One Christmas we were looking at a very bleak time. Heating bills were
ridiculous, there was no way my brother or I could have gotten really
anything we wanted. During that time, Andy drove this really awful little
red car. I joked with him calling it the clown-mobile. Andy came into some
extra money that winter, and instead of spending it on himself getting a
car to replace the one that stuck out like TNT exploding in a snowstorm,
he used the money to buy gifts for the family. That's the kind of guy he
was. Sure, he wanted to win the lottery, and have money in his pocket; but
the only reason was so that he could give to the people he loved. He never
gave a damn about buying a Ferrari or owning a gold plated toilet seat.
His dreams were always pretty simple. Buy a house, help my brother and I
go to college, make my mother happy etc, etc, etc. Then again, I'm sure
Super bowl tickets wouldn't have hurt either.
I never understood Andy's fascination with football, nor really understood
football itself. Although, from time to time, it was always interesting to
simply sit on the couch just to see how animated he would be. Football was
a big part of his life. For the whole season, every single year, that was
what got him going. When it was over, he would already be ready to find
out who was the next big player, or which teams were doing what. I
remember many a late-night with him napping on his chair, and then waking
up in celebration over the score on the television.
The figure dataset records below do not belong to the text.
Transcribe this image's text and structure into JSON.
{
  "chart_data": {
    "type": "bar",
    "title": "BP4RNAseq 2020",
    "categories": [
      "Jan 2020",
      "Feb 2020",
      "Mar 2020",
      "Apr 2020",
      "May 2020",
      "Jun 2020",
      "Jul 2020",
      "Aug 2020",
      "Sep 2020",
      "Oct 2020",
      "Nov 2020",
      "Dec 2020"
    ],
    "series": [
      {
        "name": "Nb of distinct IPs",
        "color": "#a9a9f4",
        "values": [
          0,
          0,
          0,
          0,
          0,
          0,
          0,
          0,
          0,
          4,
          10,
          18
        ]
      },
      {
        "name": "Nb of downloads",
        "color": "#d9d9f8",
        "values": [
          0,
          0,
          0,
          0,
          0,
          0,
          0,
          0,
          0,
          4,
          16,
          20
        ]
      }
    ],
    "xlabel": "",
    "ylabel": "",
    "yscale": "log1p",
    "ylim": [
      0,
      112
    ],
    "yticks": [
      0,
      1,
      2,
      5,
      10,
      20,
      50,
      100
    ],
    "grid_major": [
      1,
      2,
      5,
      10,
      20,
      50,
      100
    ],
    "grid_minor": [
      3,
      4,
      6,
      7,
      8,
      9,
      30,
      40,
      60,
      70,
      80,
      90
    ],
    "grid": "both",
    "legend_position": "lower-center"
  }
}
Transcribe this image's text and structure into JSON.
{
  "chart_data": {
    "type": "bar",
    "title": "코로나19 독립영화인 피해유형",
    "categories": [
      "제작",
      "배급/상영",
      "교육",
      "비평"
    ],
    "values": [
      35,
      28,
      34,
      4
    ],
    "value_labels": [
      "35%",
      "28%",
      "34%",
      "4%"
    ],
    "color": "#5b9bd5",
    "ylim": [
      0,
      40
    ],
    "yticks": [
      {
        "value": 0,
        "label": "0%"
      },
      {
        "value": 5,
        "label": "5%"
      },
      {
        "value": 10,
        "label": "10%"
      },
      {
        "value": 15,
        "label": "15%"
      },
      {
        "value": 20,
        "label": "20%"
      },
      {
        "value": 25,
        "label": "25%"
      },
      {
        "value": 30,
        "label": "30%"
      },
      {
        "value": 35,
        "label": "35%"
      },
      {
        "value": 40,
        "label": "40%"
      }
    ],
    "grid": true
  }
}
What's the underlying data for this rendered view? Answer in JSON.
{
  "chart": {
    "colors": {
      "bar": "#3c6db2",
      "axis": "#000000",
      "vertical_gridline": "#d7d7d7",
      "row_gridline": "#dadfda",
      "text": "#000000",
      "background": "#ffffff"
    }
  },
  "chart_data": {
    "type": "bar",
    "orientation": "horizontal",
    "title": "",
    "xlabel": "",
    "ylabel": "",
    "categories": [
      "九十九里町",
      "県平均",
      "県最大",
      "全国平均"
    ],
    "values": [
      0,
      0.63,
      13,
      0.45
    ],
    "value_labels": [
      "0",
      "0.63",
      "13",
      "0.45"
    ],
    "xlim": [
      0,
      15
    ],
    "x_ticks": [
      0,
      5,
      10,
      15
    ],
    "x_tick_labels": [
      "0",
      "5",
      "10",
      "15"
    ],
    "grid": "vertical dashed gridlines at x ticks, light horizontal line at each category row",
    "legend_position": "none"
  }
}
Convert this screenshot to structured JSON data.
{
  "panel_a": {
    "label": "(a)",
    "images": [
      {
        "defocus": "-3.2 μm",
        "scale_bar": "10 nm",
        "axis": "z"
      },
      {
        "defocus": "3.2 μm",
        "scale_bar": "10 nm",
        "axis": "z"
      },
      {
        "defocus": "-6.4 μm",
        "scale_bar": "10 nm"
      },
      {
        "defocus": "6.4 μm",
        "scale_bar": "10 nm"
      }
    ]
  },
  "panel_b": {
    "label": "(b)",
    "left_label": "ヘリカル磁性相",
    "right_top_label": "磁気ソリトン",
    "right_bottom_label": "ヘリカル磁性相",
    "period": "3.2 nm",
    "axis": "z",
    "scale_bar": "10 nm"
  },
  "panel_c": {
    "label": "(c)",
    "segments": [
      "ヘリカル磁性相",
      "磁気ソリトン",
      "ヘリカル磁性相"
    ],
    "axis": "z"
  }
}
During the hardest times of all, my mother and I would fight pretty much
non-stop about the most ridiculous issues you could think of.: Dishes,
hair dye stains in the bathroom, cheese's. Literally, the dumbest things
you could think of. Andy had a talent for stepping in and resolving these
things. Even more so, he did it in such a way where he wouldn't let you
actually know how stupid you were being. He didn't like making anyone feel
less about themselves even if they deserved it.
More than anything he made my mother happy. He accepted her exactly as she was, and accepted my family exactly as we were. More than that he grew with us, he lived with us, he became one of us. In a way I'd like to think
we became a part of him. We miss and love him as my Dad.